An early election in Syria may be conducted if opposing parties in the country can reach an agreement on a new constitution, Russia's special representative to the Middle East and African nations said last week.
Speaking at the St. Petersburg International Economic Forum on Thursday, Mikhail Bogdanov told reporters: "If the parties in Syria agree and the results of efforts are approved, elections can be held within the framework of the new Constitution or the reforms in the Constitution."
Since the Syrian Revolution broke out in 2011 and the regime of Bashar Al-Assad brutally cracked down on protestors, leading to the ongoing decade-long civil war, a key proposal for a solution to the conflict has been the drafting of a new constitution.
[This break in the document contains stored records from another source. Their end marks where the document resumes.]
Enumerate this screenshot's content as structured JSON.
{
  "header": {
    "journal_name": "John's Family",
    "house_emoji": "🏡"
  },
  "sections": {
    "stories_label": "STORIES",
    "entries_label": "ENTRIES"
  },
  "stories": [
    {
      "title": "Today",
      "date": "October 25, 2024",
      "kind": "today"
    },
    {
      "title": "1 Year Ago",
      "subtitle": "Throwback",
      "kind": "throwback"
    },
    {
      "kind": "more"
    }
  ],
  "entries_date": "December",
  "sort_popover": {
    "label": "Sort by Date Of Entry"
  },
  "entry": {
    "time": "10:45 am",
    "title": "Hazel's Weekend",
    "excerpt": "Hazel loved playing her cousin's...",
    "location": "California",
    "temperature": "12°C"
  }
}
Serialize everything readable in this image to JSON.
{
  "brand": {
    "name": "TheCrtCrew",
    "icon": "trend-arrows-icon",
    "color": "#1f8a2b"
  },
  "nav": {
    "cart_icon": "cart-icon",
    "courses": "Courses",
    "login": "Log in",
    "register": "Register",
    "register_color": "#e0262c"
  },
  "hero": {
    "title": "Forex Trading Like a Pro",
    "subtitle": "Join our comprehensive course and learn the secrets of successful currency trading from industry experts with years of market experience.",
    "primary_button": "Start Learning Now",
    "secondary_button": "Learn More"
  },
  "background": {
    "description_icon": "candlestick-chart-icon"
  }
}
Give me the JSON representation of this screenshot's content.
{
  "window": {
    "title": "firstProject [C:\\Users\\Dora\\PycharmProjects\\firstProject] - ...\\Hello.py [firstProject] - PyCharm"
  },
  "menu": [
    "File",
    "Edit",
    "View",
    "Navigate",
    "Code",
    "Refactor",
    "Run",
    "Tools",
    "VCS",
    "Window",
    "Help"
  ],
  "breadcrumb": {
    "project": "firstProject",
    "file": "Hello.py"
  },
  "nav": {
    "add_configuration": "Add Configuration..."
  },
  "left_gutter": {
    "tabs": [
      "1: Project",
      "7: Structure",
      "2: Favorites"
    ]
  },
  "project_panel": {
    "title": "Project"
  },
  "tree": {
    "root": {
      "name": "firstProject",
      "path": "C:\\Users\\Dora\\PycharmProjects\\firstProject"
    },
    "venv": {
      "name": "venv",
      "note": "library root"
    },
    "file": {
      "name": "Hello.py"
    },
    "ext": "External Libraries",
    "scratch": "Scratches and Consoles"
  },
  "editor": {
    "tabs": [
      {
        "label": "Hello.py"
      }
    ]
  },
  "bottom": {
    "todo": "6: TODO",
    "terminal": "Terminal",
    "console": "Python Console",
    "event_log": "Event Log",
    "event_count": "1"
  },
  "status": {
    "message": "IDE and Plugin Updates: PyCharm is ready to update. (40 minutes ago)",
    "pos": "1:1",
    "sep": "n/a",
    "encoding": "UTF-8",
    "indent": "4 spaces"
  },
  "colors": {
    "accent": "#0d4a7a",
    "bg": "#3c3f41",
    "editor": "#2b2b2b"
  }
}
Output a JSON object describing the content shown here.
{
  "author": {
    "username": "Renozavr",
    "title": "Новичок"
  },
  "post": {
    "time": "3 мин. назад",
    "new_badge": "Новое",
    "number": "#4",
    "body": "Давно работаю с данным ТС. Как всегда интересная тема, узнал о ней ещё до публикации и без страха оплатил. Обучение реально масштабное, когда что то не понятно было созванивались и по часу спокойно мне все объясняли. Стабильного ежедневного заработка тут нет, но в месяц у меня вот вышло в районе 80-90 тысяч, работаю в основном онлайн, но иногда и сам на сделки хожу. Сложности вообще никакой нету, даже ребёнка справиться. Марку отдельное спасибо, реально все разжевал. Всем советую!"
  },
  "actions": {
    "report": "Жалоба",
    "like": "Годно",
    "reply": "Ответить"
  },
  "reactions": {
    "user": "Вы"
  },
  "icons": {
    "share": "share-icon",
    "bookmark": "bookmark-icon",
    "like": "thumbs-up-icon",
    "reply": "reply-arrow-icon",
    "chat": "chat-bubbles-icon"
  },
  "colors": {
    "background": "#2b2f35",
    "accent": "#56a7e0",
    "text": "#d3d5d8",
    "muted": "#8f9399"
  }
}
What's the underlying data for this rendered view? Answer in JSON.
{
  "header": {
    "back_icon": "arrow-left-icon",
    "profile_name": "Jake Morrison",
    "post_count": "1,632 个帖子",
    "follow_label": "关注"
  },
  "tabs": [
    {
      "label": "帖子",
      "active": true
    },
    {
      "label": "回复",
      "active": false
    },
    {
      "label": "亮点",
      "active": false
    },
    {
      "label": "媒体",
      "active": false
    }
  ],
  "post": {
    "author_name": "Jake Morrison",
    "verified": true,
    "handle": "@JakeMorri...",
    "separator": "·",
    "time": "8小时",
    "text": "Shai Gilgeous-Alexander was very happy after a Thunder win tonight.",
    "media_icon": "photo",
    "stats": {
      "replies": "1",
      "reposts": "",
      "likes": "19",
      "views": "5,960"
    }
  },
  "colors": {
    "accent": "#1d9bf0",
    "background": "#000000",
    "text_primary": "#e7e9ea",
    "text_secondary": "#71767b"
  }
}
Syrian Constitutional Committee meetings then began in October 2019, facilitated by the UN, and consisting of representatives from both the regime and opposition. Negotiations have constantly stalled, however, and the fifth round of talks in January this year reportedly ended without any progress or adequate engagement by the regime.
Bogdanov's remarks came a week after Al-Assad expectedly won the Syrian presidential elections with 95.1 per cent of the vote, which the opposition and many in the international community labelled fraudulent and illegitimate.
With his fourth seven-year term in power secured, many see his regime's acceptance of a new constitution and early elections as unlikely.